S'agissant du comité prévu à l'article 7, le texte de l'Assemblée nationale n'est pas très clair. Cet amalgame est bizarre : un comité composé, pour partie, de parlementaires donnerait son avis sur un décret du Gouvernement. Tout cela pour réfléchir à l'évolution de la composition du CESE... Je préférerais que la loi organique s'en charge.

Je pense qu'il est salutaire que les personnalités qualifiées disparaissent. À cet égard, il serait intéressant qu'un étudiant fasse une thèse sur les personnalités qualifiées dans l'histoire du CESE. D'où viennent-elles ? Comment ont-elles été de nommées ? À quelles fins ? Le résultat serait parfois pittoresque.

Sur le fameux tirage au sort, je dois dire que notre groupe est partagé. Je pense, comme Madame le rapporteur, qu'il y a quand même une grande différence entre une personne tirée au sort et le citoyen, tout comme entre l'électeur et le sondé.

J'en profite pour dire que nous avions fait, avec notre ancien collègue Hugues Portelli, des propositions sur les sondages, adoptées par le Parlement. Or ces dispositions sont présentement détournées par les instituts de sondage sur un point capital. Cependant, nous ne pouvons pas déposer d'amendement sur le sujet, encadrés comme nous le sommes par l'interprétation de l'article 45 de la Constitution.

En tout état de cause, je suis entièrement d'accord avec la position exprimée par Jean-Yves Leconte sur le sujet.

M. Guy Benarroche. - Je vous remercie de m'accueillir dans cette commission et je m'excuse par avance des approximations dues à la méconnaissance d'un certain nombre de codes que vous avez entre vous depuis fort longtemps, et que je ne maîtrise pas encore aujourd'hui.

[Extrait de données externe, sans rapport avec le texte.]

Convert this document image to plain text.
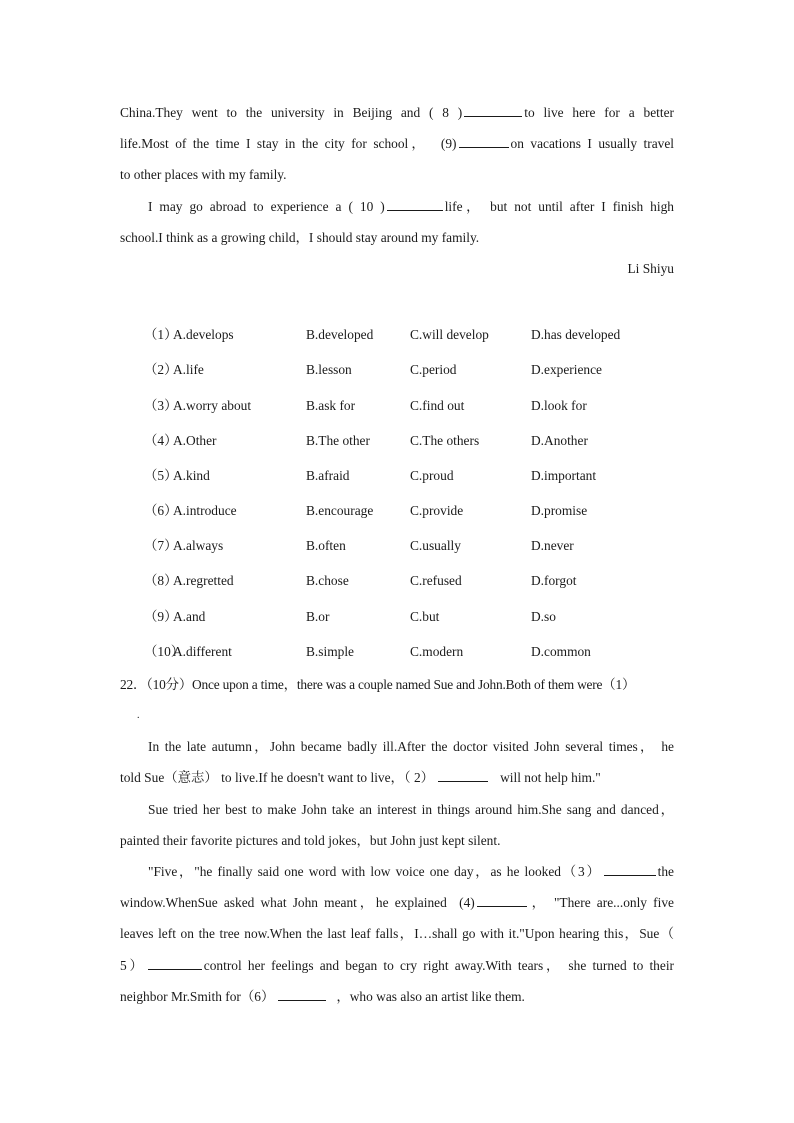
China.They went to the university in Beijing and ( 8 )	to live here for a better
life.Most of the time I stay in the city for school，  (9)	on vacations I usually travel
to other places with my family.
I may go abroad to experience a ( 10 )	life， but not until after I finish high
school.I think as a growing child，I should stay around my family.
Li Shiyu
（1）
A.develops	B.developed	C.will develop	D.has developed
（2）
A.life	B.lesson	C.period	D.experience
（3）
A.worry about	B.ask for	C.find out	D.look for
（4）
A.Other	B.The other	C.The others	D.Another
（5）
A.kind	B.afraid	C.proud	D.important
（6）
A.introduce	B.encourage	C.provide	D.promise
（7）
A.always	B.often	C.usually	D.never
（8）
A.regretted	B.chose	C.refused	D.forgot
（9）
A.and	B.or	C.but	D.so
（10）
A.different	B.simple	C.modern	D.common
22．（10分）Once upon a time，there was a couple named Sue and John.Both of them were（1）
.
In the late autumn，John became badly ill.After the doctor visited John several times， he
told Sue（意志） to live.If he doesn't want to live，（ 2）	will not help him."
Sue tried her best to make John take an interest in things around him.She sang and danced，
painted their favorite pictures and told jokes，but John just kept silent.
"Five，"he finally said one word with low voice one day，as he looked（3）	the
window.WhenSue asked what John meant，he explained  (4)	， "There are...only five
leaves left on the tree now.When the last leaf falls，I…shall go with it."Upon hearing this，Sue（
5）	control her feelings and began to cry right away.With tears， she turned to their
neighbor Mr.Smith for（6）	，who was also an artist like them.
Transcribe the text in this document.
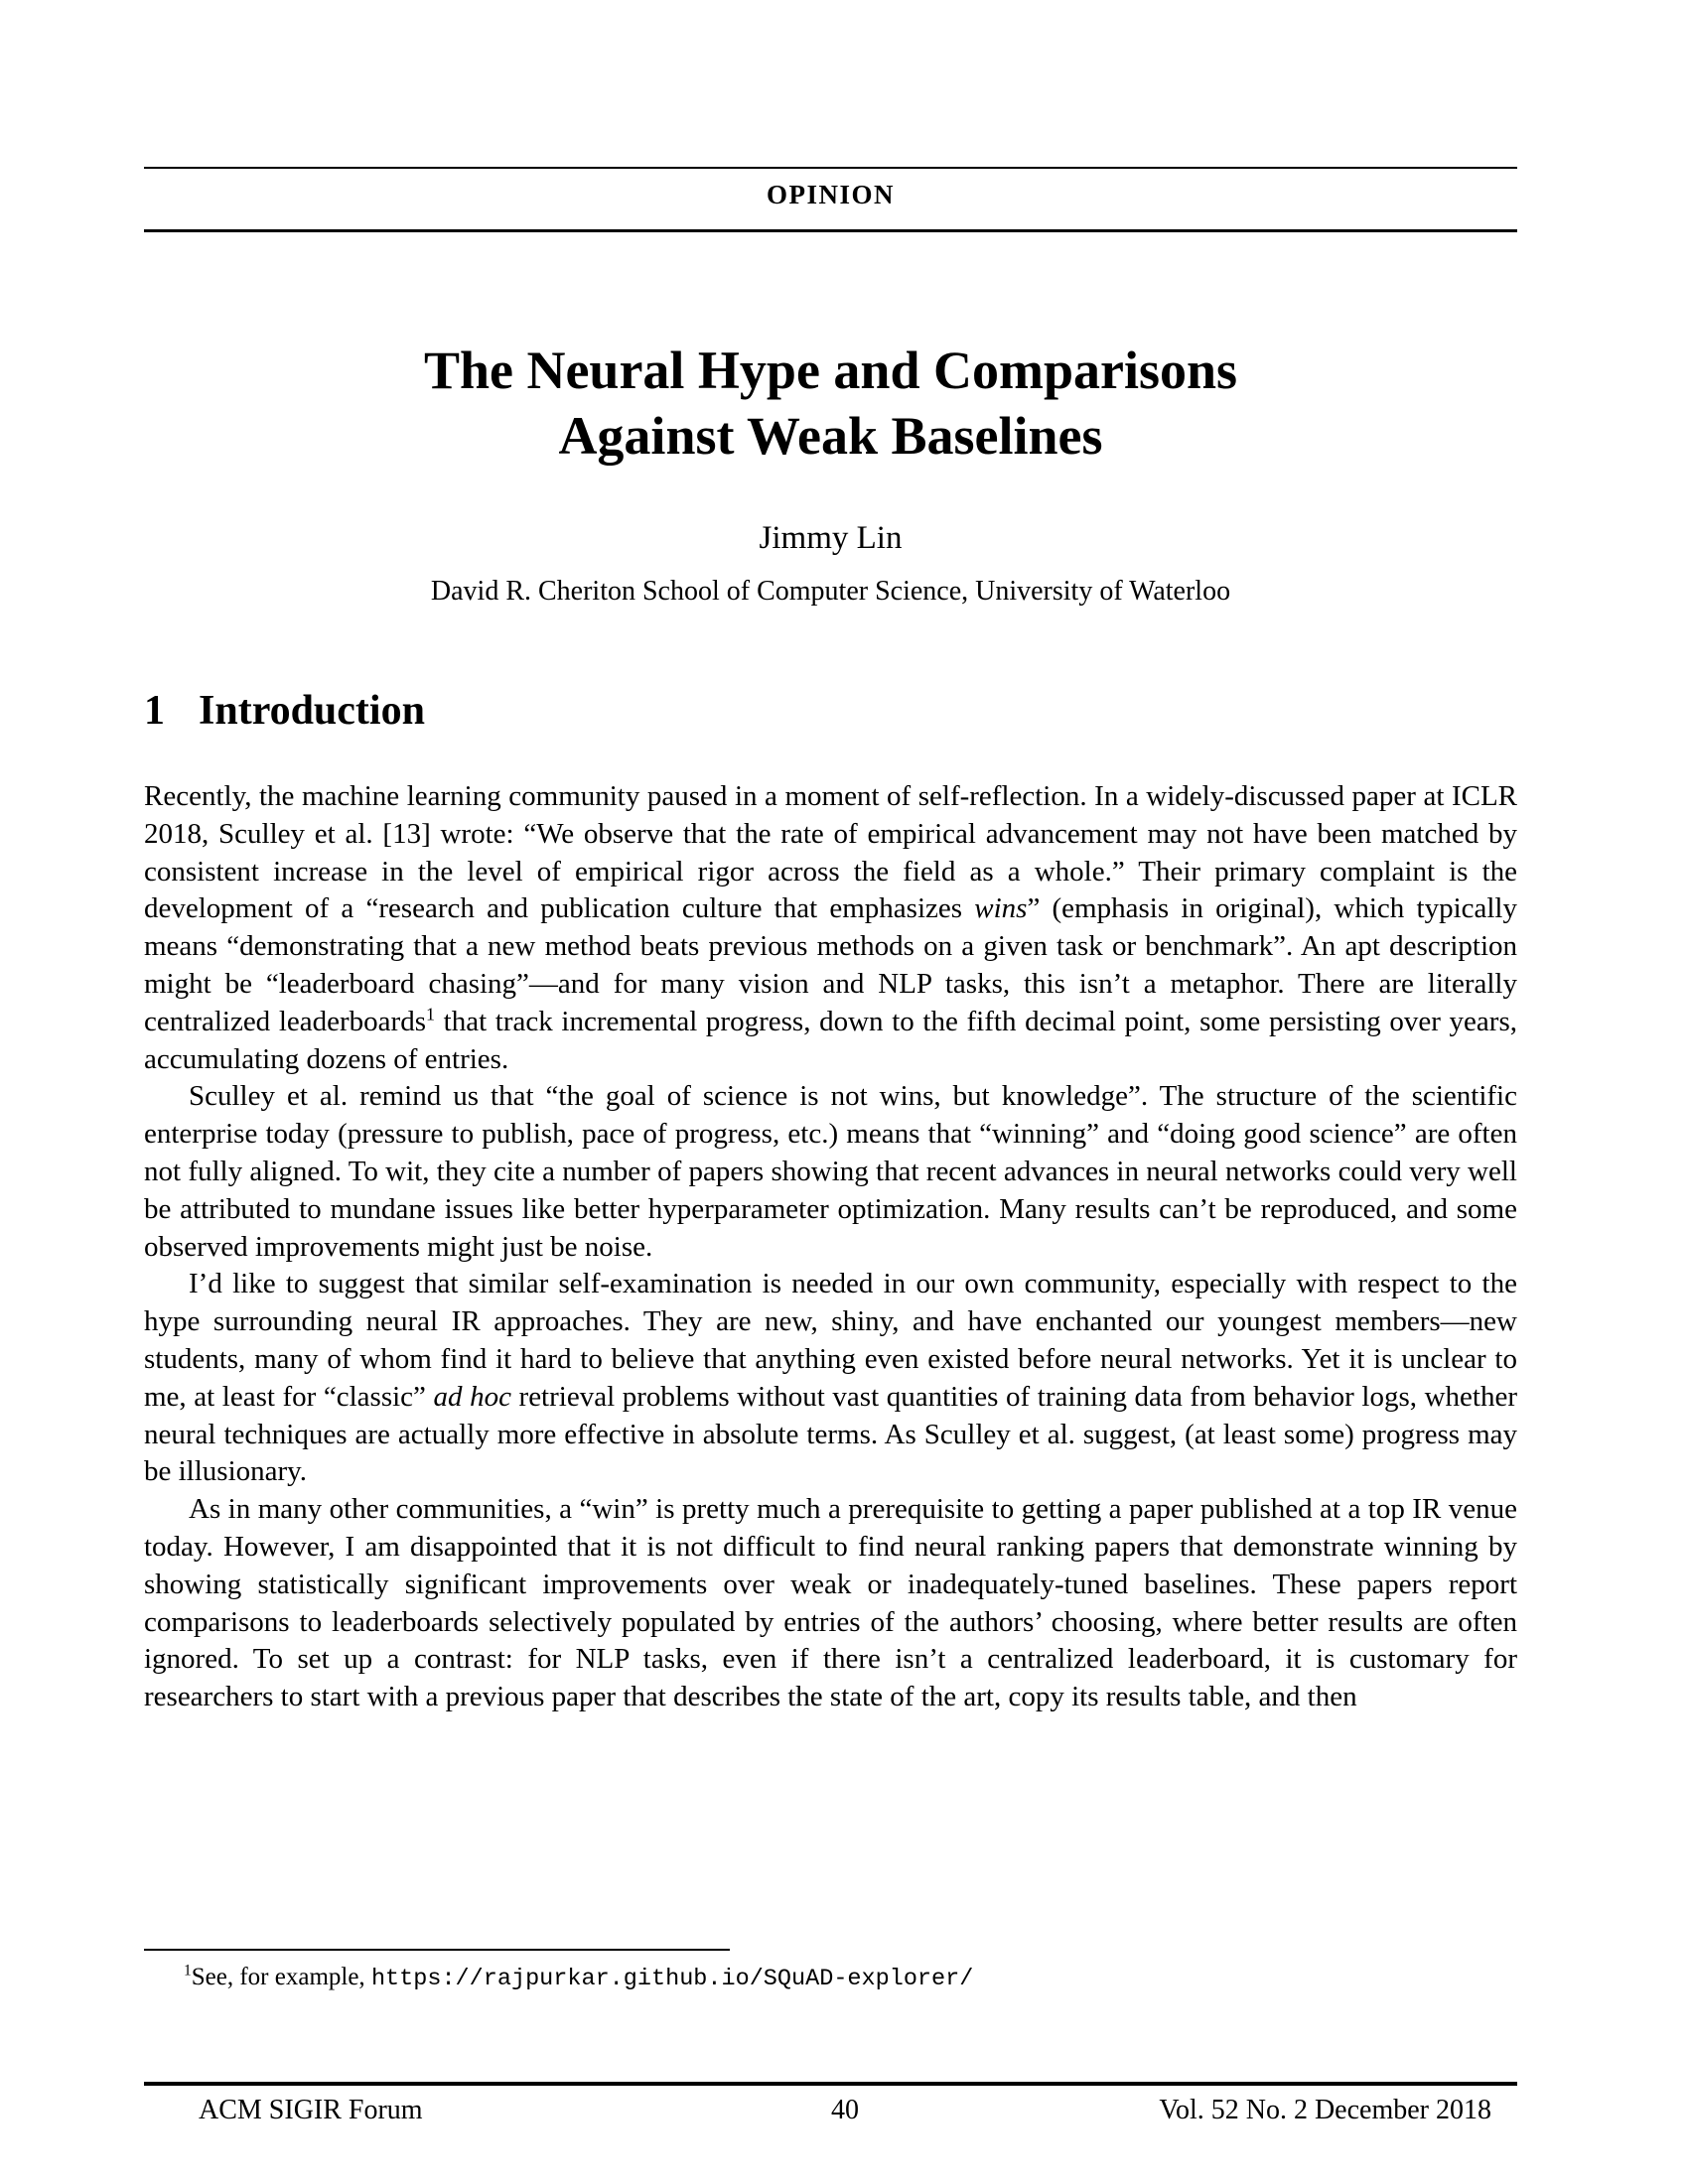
OPINION
The Neural Hype and Comparisons
Against Weak Baselines
Jimmy Lin
David R. Cheriton School of Computer Science, University of Waterloo
1 Introduction

Recently, the machine learning community paused in a moment of self-reflection. In a widely-discussed paper at ICLR 2018, Sculley et al. [13] wrote: “We observe that the rate of empirical advancement may not have been matched by consistent increase in the level of empirical rigor across the field as a whole.” Their primary complaint is the development of a “research and publication culture that emphasizes wins” (emphasis in original), which typically means “demonstrating that a new method beats previous methods on a given task or benchmark”. An apt description might be “leaderboard chasing”—and for many vision and NLP tasks, this isn’t a metaphor. There are literally centralized leaderboards$^1$ that track incremental progress, down to the fifth decimal point, some persisting over years, accumulating dozens of entries.

Sculley et al. remind us that “the goal of science is not wins, but knowledge”. The structure of the scientific enterprise today (pressure to publish, pace of progress, etc.) means that “winning” and “doing good science” are often not fully aligned. To wit, they cite a number of papers showing that recent advances in neural networks could very well be attributed to mundane issues like better hyperparameter optimization. Many results can’t be reproduced, and some observed improvements might just be noise.

I’d like to suggest that similar self-examination is needed in our own community, especially with respect to the hype surrounding neural IR approaches. They are new, shiny, and have enchanted our youngest members—new students, many of whom find it hard to believe that anything even existed before neural networks. Yet it is unclear to me, at least for “classic” ad hoc retrieval problems without vast quantities of training data from behavior logs, whether neural techniques are actually more effective in absolute terms. As Sculley et al. suggest, (at least some) progress may be illusionary.

As in many other communities, a “win” is pretty much a prerequisite to getting a paper published at a top IR venue today. However, I am disappointed that it is not difficult to find neural ranking papers that demonstrate winning by showing statistically significant improvements over weak or inadequately-tuned baselines. These papers report comparisons to leaderboards selectively populated by entries of the authors’ choosing, where better results are often ignored. To set up a contrast: for NLP tasks, even if there isn’t a centralized leaderboard, it is customary for researchers to start with a previous paper that describes the state of the art, copy its results table, and then

$^1$See, for example, https://rajpurkar.github.io/SQuAD-explorer/
ACM SIGIR Forum	40	Vol. 52 No. 2 December 2018
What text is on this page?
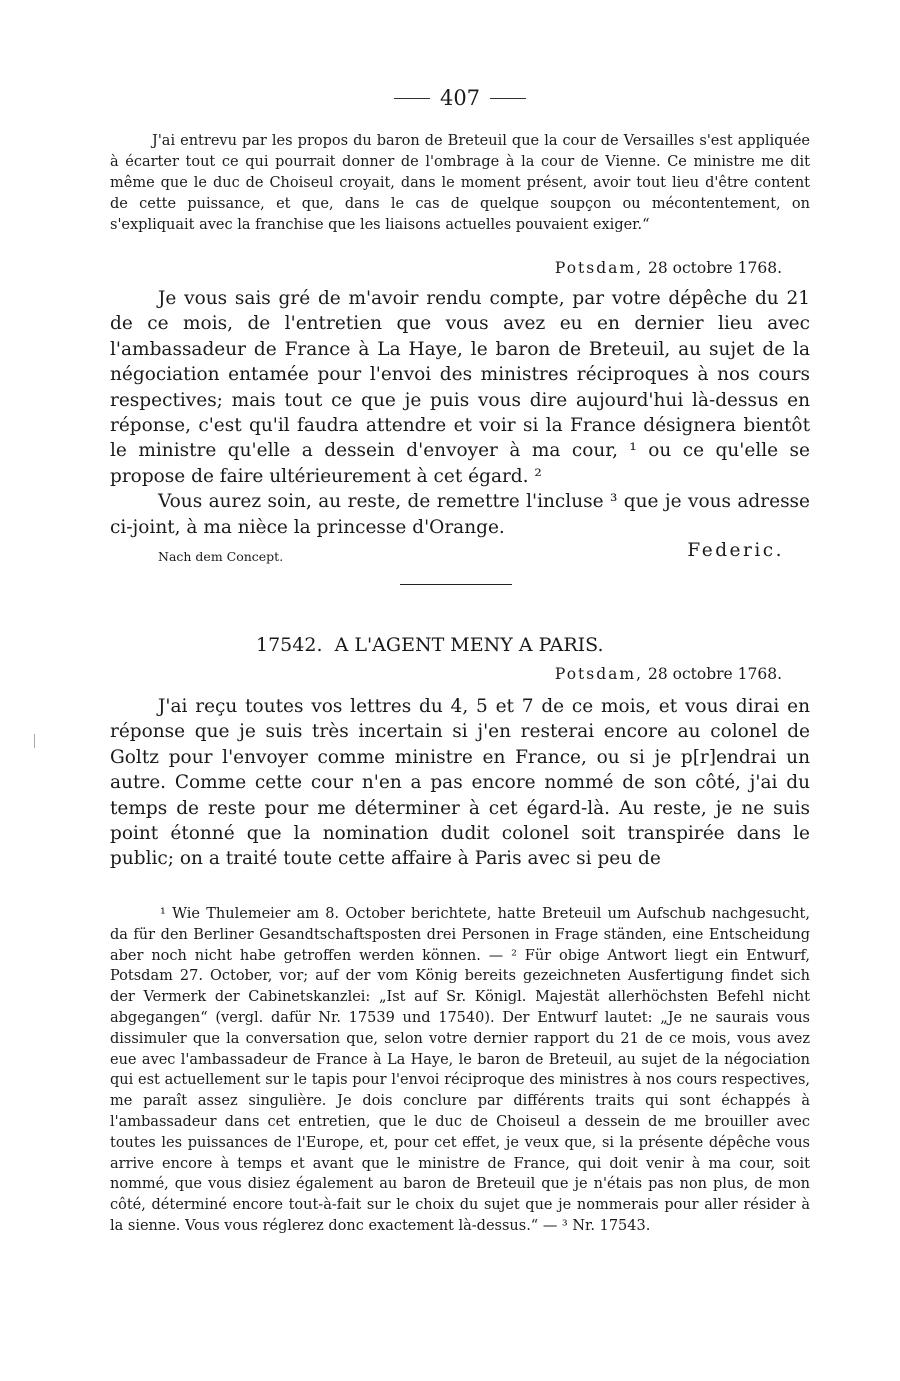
407

J'ai entrevu par les propos du baron de Breteuil que la cour de Versailles s'est appliquée à écarter tout ce qui pourrait donner de l'ombrage à la cour de Vienne. Ce ministre me dit même que le duc de Choiseul croyait, dans le moment présent, avoir tout lieu d'être content de cette puissance, et que, dans le cas de quelque soupçon ou mécontentement, on s'expliquait avec la franchise que les liaisons actuelles pouvaient exiger.“

Potsdam, 28 octobre 1768.

Je vous sais gré de m'avoir rendu compte, par votre dépêche du 21 de ce mois, de l'entretien que vous avez eu en dernier lieu avec l'ambassadeur de France à La Haye, le baron de Breteuil, au sujet de la négociation entamée pour l'envoi des ministres réciproques à nos cours respectives; mais tout ce que je puis vous dire aujourd'hui là-dessus en réponse, c'est qu'il faudra attendre et voir si la France désignera bientôt le ministre qu'elle a dessein d'envoyer à ma cour, ¹ ou ce qu'elle se propose de faire ultérieurement à cet égard. ²

Vous aurez soin, au reste, de remettre l'incluse ³ que je vous adresse ci-joint, à ma nièce la princesse d'Orange.

Nach dem Concept.	Federic.
17542. A L'AGENT MENY A PARIS.
Potsdam, 28 octobre 1768.

J'ai reçu toutes vos lettres du 4, 5 et 7 de ce mois, et vous dirai en réponse que je suis très incertain si j'en resterai encore au colonel de Goltz pour l'envoyer comme ministre en France, ou si je p[r]endrai un autre. Comme cette cour n'en a pas encore nommé de son côté, j'ai du temps de reste pour me déterminer à cet égard-là. Au reste, je ne suis point étonné que la nomination dudit colonel soit transpirée dans le public; on a traité toute cette affaire à Paris avec si peu de

¹ Wie Thulemeier am 8. October berichtete, hatte Breteuil um Aufschub nachgesucht, da für den Berliner Gesandtschaftsposten drei Personen in Frage ständen, eine Entscheidung aber noch nicht habe getroffen werden können. — ² Für obige Antwort liegt ein Entwurf, Potsdam 27. October, vor; auf der vom König bereits gezeichneten Ausfertigung findet sich der Vermerk der Cabinetskanzlei: „Ist auf Sr. Königl. Majestät allerhöchsten Befehl nicht abgegangen“ (vergl. dafür Nr. 17539 und 17540). Der Entwurf lautet: „Je ne saurais vous dissimuler que la conversation que, selon votre dernier rapport du 21 de ce mois, vous avez eue avec l'ambassadeur de France à La Haye, le baron de Breteuil, au sujet de la négociation qui est actuellement sur le tapis pour l'envoi réciproque des ministres à nos cours respectives, me paraît assez singulière. Je dois conclure par différents traits qui sont échappés à l'ambassadeur dans cet entretien, que le duc de Choiseul a dessein de me brouiller avec toutes les puissances de l'Europe, et, pour cet effet, je veux que, si la présente dépêche vous arrive encore à temps et avant que le ministre de France, qui doit venir à ma cour, soit nommé, que vous disiez également au baron de Breteuil que je n'étais pas non plus, de mon côté, déterminé encore tout-à-fait sur le choix du sujet que je nommerais pour aller résider à la sienne. Vous vous réglerez donc exactement là-dessus.“ — ³ Nr. 17543.
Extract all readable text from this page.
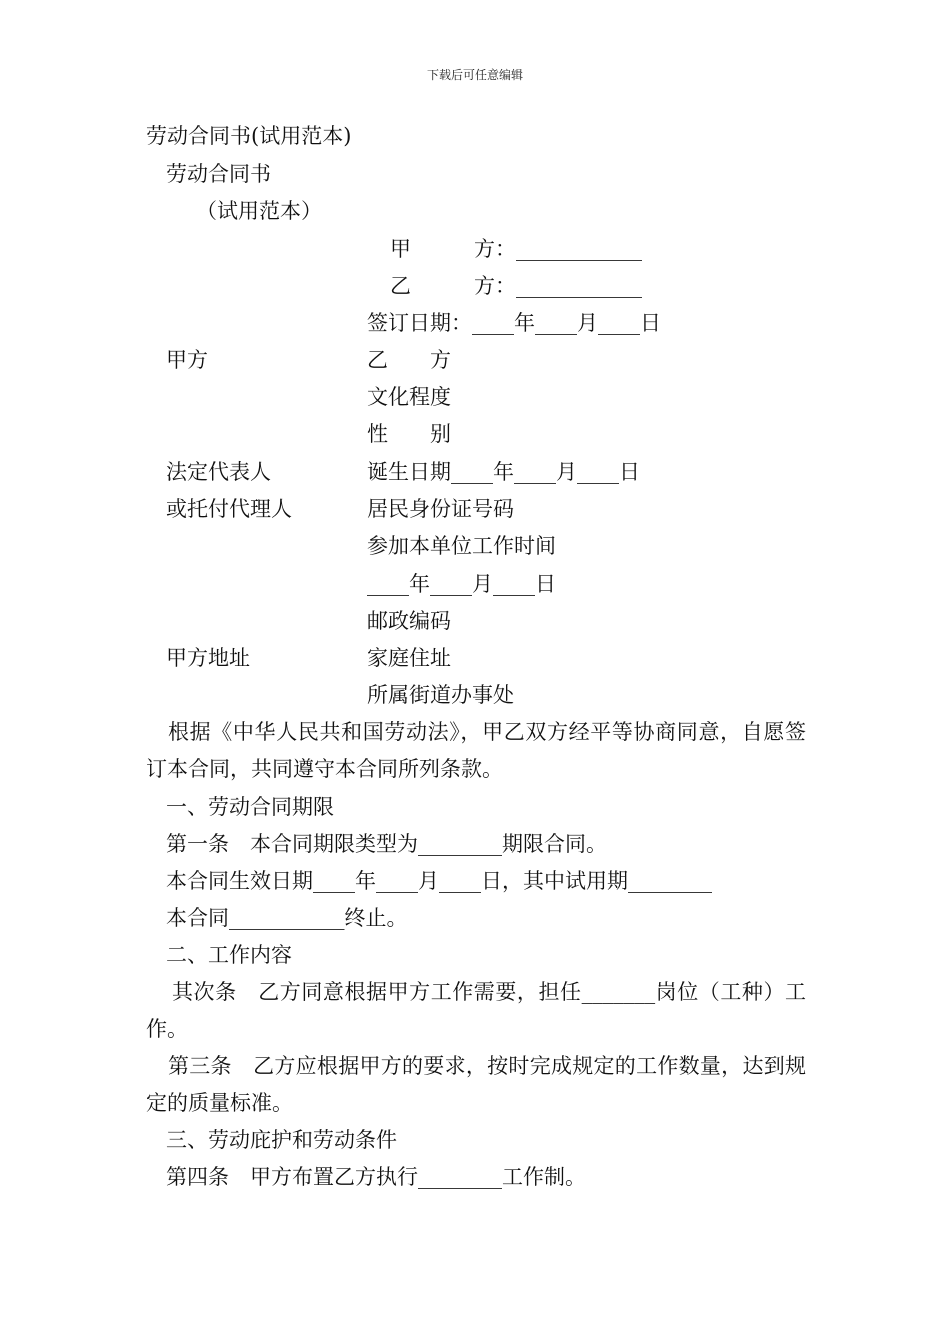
下载后可任意编辑
劳动合同书(试用范本)
劳动合同书
（试用范本）
甲　　　方：____________
乙　　　方：____________
签订日期：____年____月____日
甲方	乙　　方
文化程度
性　　别
法定代表人	诞生日期____年____月____日
或托付代理人	居民身份证号码
参加本单位工作时间
____年____月____日
邮政编码
甲方地址	家庭住址
所属街道办事处

根据《中华人民共和国劳动法》，甲乙双方经平等协商同意，自愿签订本合同，共同遵守本合同所列条款。

一、劳动合同期限
第一条　本合同期限类型为________期限合同。
本合同生效日期____年____月____日，其中试用期________
本合同___________终止。
二、工作内容

其次条　乙方同意根据甲方工作需要，担任_______岗位（工种）工作。

第三条　乙方应根据甲方的要求，按时完成规定的工作数量，达到规定的质量标准。

三、劳动庇护和劳动条件
第四条　甲方布置乙方执行________工作制。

Je ne partage évidemment pas les réserves de notre collègue François Bonhomme sur l'utilité du CESE. Au contraire, nous attendions un texte beaucoup plus ambitieux. Ce n'est pas le cas, et nous le regrettons, mais nous ne demandons certainement pas la disparition du Conseil.

Le CESE a d'emblée été défini comme la chambre du long terme, et cela n'apparaît pas suffisamment dans le projet de loi organique. Il me semble également que les avis du CESE ne sont pas systématiquement portés à la connaissance des parlementaires. Cela serait pourtant très utile de les intégrer au dossier législatif en amont de l'examen d'un projet de loi.

S'agissant des procédures simplifiées pour l'adoption des avis du CESE, il faut savoir que l'ensemble des conseillers du CESE les ont rejetées après les avoir expérimentées.

Je partage l'avis de mes collègues concernant l'article 6, qui serait une véritable régression démocratique, sans parler de ses incohérences juridiques.

Enfin, sur la composition du CESE, il nous semble indispensable que le Conseil comprenne des personnes qualifiées dans les problématiques qui irriguent actuellement nos sociétés, comme les enjeux climatiques et de biodiversité. C'est tout l'intérêt des personnalités qualifiées, dont la suppression serait très préjudiciable.

M. Alain Richard. - Il est vrai que le CESE n'a pas atteint une très grande notoriété et que ses avis n'ont pas un impact très fort. C'est en partie dû au fait qu'il s'est refusé à certaines facilités : par construction même, après confrontation entre différentes représentativités, le Conseil émet des avis de compromis, qui sont équilibrés et ne cherchent pas le scoop. Une institution comme la nôtre devrait le relever avec estime plutôt que de s'en plaindre !

Notre rapporteur a exprimé de la méfiance quant à l'usage du tirage au sort. Il me semble, au vu des faiblesses inévitables de la démocratie représentative, que la possibilité de recourir à un tirage au sort, qui devra se faire de manière sociologiquement représentative, serait un complément bienvenu pour la préparation du débat préalable à l'élaboration d'un texte législatif. Ce dernier sera, en tout état de cause, soumis à des assemblées élues.

L'actualité récente m'a d'ailleurs rappelé que la technique du jury tiré au sort est pratiquée de longue date en matière d'éthique médicale : ceux qui préparent des projets dans ce domaine veulent très fréquemment dialoguer avec un groupe représentatif de la population.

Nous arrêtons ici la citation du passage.